Pembroke College University of Cambridge

Pembroke College University of Cambridge

Pembroke College University of Cambridge is a constituent college of the University of Cambridge, England. The college is the third-oldest college of the university and has over seven hundred students and fellows. Physically, it is one of the university’s larger colleges, with buildings from almost every century since its founding, as well as extensive gardens.

As of 2014 the college has a financial endowment of £67 million.Pembroke has a level of academic performance among the highest of all the Cambridge colleges; in 2013, 2014 and 2016 Pembroke was placed second in the Tompkins Table.

Pembroke is home to the first chapel designed by Sir Christopher Wren and is one of the six Cambridge colleges to have educated a British prime minister, in Pembroke’s case William Pitt the Younger. The college library, with a Victorian neo-gothic clock tower, is endowed with an original copy of the first encyclopaedia to contain printed diagrams.

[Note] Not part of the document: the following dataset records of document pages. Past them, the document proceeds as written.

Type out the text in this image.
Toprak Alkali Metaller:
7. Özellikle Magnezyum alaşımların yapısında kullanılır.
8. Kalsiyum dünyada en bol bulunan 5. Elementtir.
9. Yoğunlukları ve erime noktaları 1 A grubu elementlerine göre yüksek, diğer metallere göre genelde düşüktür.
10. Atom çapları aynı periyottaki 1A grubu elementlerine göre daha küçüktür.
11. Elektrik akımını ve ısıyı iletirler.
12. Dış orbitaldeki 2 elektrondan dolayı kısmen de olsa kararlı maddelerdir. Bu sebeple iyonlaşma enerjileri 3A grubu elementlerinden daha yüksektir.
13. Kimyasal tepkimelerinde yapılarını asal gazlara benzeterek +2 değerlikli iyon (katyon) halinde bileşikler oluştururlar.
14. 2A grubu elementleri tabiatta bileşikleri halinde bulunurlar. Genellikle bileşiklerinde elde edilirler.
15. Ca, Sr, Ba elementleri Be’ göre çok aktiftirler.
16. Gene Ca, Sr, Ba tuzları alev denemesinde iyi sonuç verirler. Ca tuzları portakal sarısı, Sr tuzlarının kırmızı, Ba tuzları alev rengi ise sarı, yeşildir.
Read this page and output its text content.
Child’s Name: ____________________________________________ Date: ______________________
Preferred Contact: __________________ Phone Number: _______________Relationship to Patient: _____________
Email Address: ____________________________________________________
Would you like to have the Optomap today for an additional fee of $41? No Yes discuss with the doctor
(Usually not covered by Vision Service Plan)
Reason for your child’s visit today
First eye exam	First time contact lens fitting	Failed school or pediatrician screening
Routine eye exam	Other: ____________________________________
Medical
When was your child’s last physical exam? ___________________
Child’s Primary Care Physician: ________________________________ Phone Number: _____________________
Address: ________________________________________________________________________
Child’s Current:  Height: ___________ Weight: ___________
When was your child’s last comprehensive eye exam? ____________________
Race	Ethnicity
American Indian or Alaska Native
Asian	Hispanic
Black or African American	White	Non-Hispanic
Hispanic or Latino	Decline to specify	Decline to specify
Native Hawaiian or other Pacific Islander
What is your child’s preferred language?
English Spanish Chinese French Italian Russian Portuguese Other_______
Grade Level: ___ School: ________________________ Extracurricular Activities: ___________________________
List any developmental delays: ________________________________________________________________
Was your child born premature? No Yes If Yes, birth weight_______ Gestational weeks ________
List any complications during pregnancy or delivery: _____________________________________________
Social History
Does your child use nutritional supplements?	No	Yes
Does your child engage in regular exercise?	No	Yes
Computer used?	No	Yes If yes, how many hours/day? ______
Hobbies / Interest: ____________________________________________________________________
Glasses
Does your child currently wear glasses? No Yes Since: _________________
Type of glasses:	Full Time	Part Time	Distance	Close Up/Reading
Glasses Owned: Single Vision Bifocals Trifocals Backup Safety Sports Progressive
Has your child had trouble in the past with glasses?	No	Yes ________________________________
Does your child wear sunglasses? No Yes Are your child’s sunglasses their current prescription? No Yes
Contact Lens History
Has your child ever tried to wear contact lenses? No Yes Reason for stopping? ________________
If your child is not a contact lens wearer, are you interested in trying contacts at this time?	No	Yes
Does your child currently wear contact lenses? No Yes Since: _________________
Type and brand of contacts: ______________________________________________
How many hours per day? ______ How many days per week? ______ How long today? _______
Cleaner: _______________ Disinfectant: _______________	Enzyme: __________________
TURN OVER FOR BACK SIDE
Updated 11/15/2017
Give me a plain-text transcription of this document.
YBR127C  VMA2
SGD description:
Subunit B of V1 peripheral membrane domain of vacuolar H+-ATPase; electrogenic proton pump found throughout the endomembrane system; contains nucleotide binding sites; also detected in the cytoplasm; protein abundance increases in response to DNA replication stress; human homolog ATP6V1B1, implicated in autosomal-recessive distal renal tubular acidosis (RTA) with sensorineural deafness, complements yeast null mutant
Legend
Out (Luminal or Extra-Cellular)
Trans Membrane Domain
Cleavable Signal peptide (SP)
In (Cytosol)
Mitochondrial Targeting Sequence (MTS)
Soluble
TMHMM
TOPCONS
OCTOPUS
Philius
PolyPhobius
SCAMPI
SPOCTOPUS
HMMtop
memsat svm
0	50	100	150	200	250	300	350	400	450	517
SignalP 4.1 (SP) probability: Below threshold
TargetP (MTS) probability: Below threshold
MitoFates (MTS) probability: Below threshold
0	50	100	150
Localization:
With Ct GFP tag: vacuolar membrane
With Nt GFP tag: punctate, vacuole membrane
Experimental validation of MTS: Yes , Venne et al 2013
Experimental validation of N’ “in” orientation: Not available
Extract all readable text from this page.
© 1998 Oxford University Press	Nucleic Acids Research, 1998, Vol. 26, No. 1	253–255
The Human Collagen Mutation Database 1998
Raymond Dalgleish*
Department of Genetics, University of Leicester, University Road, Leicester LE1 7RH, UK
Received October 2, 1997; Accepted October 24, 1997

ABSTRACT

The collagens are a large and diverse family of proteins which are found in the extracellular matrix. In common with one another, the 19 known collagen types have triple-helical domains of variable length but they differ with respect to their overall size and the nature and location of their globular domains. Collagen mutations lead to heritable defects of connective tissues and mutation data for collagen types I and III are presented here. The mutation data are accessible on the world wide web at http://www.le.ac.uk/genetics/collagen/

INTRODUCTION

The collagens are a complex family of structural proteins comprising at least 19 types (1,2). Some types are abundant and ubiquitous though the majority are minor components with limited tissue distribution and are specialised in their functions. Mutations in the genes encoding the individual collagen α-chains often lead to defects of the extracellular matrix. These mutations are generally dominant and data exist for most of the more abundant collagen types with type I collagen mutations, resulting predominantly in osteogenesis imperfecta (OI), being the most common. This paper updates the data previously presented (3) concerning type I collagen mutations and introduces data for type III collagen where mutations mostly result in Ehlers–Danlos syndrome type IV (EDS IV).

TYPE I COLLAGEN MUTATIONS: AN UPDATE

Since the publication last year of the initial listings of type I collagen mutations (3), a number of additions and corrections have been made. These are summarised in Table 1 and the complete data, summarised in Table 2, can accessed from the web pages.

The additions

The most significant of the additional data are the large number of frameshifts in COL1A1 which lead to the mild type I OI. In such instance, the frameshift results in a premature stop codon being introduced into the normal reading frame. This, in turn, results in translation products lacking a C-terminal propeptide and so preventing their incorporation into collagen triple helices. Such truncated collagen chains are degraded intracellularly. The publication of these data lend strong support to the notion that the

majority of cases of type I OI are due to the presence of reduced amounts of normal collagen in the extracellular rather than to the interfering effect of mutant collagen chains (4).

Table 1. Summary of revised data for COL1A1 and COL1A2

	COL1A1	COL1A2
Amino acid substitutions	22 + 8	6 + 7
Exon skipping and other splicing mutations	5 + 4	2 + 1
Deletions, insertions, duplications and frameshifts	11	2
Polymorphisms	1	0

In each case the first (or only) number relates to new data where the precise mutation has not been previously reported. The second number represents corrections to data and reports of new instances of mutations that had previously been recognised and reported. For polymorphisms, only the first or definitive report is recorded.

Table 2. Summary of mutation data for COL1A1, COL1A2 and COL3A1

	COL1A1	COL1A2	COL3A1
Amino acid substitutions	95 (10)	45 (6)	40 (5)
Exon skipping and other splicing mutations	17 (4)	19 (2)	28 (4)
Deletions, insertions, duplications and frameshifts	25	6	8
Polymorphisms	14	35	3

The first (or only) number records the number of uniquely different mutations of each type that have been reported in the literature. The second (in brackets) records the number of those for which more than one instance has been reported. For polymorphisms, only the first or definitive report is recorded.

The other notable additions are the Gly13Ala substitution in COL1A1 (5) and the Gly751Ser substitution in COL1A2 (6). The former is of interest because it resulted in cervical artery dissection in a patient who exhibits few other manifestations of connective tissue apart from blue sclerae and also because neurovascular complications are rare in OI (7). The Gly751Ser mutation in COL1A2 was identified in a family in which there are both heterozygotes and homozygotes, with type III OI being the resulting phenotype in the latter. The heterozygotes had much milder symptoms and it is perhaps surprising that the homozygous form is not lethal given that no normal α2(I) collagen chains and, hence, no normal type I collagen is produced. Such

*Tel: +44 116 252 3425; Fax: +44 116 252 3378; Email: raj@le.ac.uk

The college’s current master is Chris Smith, Baron Smith of Finsbury.Marie de St Pol, Countess of Pembroke (1303-1377) founded Pembroke College, Cambridge. Christmas Eve 1347, Edward III granted Marie de St Pol, widow of the Earl of Pembroke, the licence for the foundation of a new educational establishment in the young university at Cambridge. The Hall of Valence Mary (“Custos & Scolares Aule Valence Marie in Cantebrigg'”), as it was originally known, was thus founded to house a body of students and fellows.[2] The statutes were notable in that they both gave preference to students born in France who had already studied elsewhere in England, and that they required students to report fellow students if they indulged in excessive drinking or visited disreputable houses.

The college was later renamed Pembroke Hall, and finally became Pembroke College in 1856.

Marie was closely involved with College affairs in the thirty years up to her death in 1377. She seems to have been something of a disciplinarian: the original Foundation documents had strict penalties for drunkenness and lechery, required that all students’ debts were settled within two weeks of the end of term, and gave strict limits on numbers at graduation parties.

In 2015, the college received a bequest of £34 million from the estate of American inventor and Pembroke alumnus Ray Dolby, thought to be the largest single donation to a college in the history of Cambridge University.